Jusque dans les mélodies plus intimistes, rien ne s’appesantit ; il en va ainsi d’un « Traüme » étonnamment élégiaque, passionné (on écrirait presque : bondissant !), et des silences de « la Fleur mourut », jamais figés, animés d’une vraie pulsion, toujours. La nature chaleureuse de Nina Stemme ne semble pas vouloir défendre les interprétations anémiées (que les plus optimistes disent « analytiques ») et les attitudes compassées que l’on veut souvent nous faire prendre pour la meilleure manière de comprendre le Lied. Le piano de Bénédicte Haid (loyal mais guère exempte d’imperfections dans la première partie…) favorise cela, qui ne recule pas devant les vagues menaçantes de « Stehe still », ni devant la fausse ingénuité de comptine pessimiste qui fait de « Petite Lasse » une voisine de « La Poste » schubertienne : là où le vagabond du Voyage d’Hiver ne cesse d’interroger son cœur (« mein Herz ? mein Herz ? »), l’amoureux esquissé par Sibelius ne fait qu’appeler, avec douceur mais sans espoir, sa « petite Lasse ». Puissance, naturel, intelligence du texte qui ne se sépare jamais d’une splendeur vocale réaffirmée à chaque mesure… ce sont bel et biens les mêmes qualités qui font les grandes chanteuses d’opéras et les grandes Liedersängerinnen.
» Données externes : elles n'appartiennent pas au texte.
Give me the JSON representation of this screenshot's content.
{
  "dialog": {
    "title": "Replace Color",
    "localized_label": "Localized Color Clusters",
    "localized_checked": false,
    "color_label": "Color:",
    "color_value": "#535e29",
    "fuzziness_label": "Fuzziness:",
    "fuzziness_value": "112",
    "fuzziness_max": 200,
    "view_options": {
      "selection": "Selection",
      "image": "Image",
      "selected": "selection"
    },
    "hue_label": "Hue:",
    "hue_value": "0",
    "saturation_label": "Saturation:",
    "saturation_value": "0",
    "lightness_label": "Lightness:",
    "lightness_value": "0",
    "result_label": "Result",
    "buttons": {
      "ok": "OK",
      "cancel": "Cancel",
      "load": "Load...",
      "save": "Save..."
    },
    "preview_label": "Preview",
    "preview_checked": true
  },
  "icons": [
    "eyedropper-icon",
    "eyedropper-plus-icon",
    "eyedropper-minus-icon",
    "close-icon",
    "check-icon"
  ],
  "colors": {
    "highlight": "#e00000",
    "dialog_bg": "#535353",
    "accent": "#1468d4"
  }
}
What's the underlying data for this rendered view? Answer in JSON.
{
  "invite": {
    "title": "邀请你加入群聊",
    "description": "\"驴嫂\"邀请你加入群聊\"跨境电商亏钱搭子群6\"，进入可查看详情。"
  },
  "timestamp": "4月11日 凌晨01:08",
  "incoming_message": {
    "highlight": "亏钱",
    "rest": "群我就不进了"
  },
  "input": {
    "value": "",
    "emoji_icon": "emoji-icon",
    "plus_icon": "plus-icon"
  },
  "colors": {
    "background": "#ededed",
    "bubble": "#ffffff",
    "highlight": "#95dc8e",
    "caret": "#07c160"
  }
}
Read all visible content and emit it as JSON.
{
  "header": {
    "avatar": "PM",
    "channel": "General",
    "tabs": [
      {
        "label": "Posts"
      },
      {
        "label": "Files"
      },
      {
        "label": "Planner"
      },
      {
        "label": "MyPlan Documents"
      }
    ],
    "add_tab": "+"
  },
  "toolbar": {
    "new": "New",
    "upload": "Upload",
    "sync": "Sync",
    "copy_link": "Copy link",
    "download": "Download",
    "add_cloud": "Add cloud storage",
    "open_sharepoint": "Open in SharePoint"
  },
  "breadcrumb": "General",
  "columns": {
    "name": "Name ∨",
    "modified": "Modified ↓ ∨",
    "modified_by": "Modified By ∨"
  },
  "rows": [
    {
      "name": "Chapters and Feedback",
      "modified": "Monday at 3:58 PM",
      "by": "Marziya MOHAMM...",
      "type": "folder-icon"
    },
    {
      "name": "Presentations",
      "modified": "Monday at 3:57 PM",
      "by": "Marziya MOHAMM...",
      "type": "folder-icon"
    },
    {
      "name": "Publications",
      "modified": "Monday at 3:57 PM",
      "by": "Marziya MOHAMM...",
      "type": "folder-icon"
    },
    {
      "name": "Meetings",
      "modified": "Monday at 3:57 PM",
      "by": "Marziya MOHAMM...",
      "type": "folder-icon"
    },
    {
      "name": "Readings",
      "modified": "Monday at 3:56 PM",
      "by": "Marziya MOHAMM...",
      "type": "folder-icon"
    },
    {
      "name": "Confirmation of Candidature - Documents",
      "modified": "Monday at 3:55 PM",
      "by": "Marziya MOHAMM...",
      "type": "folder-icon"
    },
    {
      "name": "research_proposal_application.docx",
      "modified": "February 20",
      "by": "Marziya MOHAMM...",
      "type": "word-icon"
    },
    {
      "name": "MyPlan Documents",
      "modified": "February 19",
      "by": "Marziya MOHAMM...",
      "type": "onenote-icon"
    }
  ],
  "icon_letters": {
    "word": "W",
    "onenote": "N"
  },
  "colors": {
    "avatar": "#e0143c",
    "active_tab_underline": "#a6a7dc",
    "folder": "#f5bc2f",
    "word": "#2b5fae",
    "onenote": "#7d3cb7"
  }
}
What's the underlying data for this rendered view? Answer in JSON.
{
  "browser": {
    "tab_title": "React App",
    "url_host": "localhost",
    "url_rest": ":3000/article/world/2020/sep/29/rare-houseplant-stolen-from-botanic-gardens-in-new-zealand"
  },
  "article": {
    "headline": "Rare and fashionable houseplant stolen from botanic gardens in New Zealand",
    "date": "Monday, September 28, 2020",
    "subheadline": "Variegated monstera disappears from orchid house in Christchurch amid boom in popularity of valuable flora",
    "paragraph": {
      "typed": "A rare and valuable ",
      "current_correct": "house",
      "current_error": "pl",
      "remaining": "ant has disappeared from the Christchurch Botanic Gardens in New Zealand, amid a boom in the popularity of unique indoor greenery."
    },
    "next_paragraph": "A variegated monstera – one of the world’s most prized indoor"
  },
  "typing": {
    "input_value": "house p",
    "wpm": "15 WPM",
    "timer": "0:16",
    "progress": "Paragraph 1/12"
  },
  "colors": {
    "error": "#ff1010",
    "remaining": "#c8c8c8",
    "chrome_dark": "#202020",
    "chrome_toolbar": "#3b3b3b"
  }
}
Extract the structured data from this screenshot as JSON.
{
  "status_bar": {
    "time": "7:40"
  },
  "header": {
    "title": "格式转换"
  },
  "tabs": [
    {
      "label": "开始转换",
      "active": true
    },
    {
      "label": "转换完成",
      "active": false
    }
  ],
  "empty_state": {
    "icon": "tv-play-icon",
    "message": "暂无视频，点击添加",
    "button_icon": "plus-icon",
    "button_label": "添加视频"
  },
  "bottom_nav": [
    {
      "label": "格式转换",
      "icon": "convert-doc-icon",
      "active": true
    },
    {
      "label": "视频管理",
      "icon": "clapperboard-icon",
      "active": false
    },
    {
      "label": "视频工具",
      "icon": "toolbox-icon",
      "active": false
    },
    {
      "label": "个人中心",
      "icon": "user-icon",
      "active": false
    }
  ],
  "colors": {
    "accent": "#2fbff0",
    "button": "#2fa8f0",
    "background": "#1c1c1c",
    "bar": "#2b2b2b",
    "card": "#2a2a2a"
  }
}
Conclu sur des « Eaux printanières » triomphales, le programme (qui nous a parfois mené au bord de la Liebestod) a provoqué des ovations que l’on ne croyait possibles qu’après la longue ascèse de tout un opéra. C’est qu’en deux heures de récital, Nina Stemme a su concentrer une intensité comme on en voit rarement au bout d’une soirée de cinq heures. Pour récupérer (la salle comme l’artiste en ont bien besoin), deux mélodies de Kurt Weill, à l’atmosphère de cabaret, constituent des bis idéaux… mais devant l’insistance générale, le lyrisme fait son retour. Avec Strauss d’abord, et une « Zueignung » dont les « Habe dank ! » vont droit au cœur d’un public décidemment amoureux. Avec Grieg enfin, et un « Je t’aime » au message sans équivoque : « Nous aussi ! » répond la salle à l’annonce de ce dernier rappel !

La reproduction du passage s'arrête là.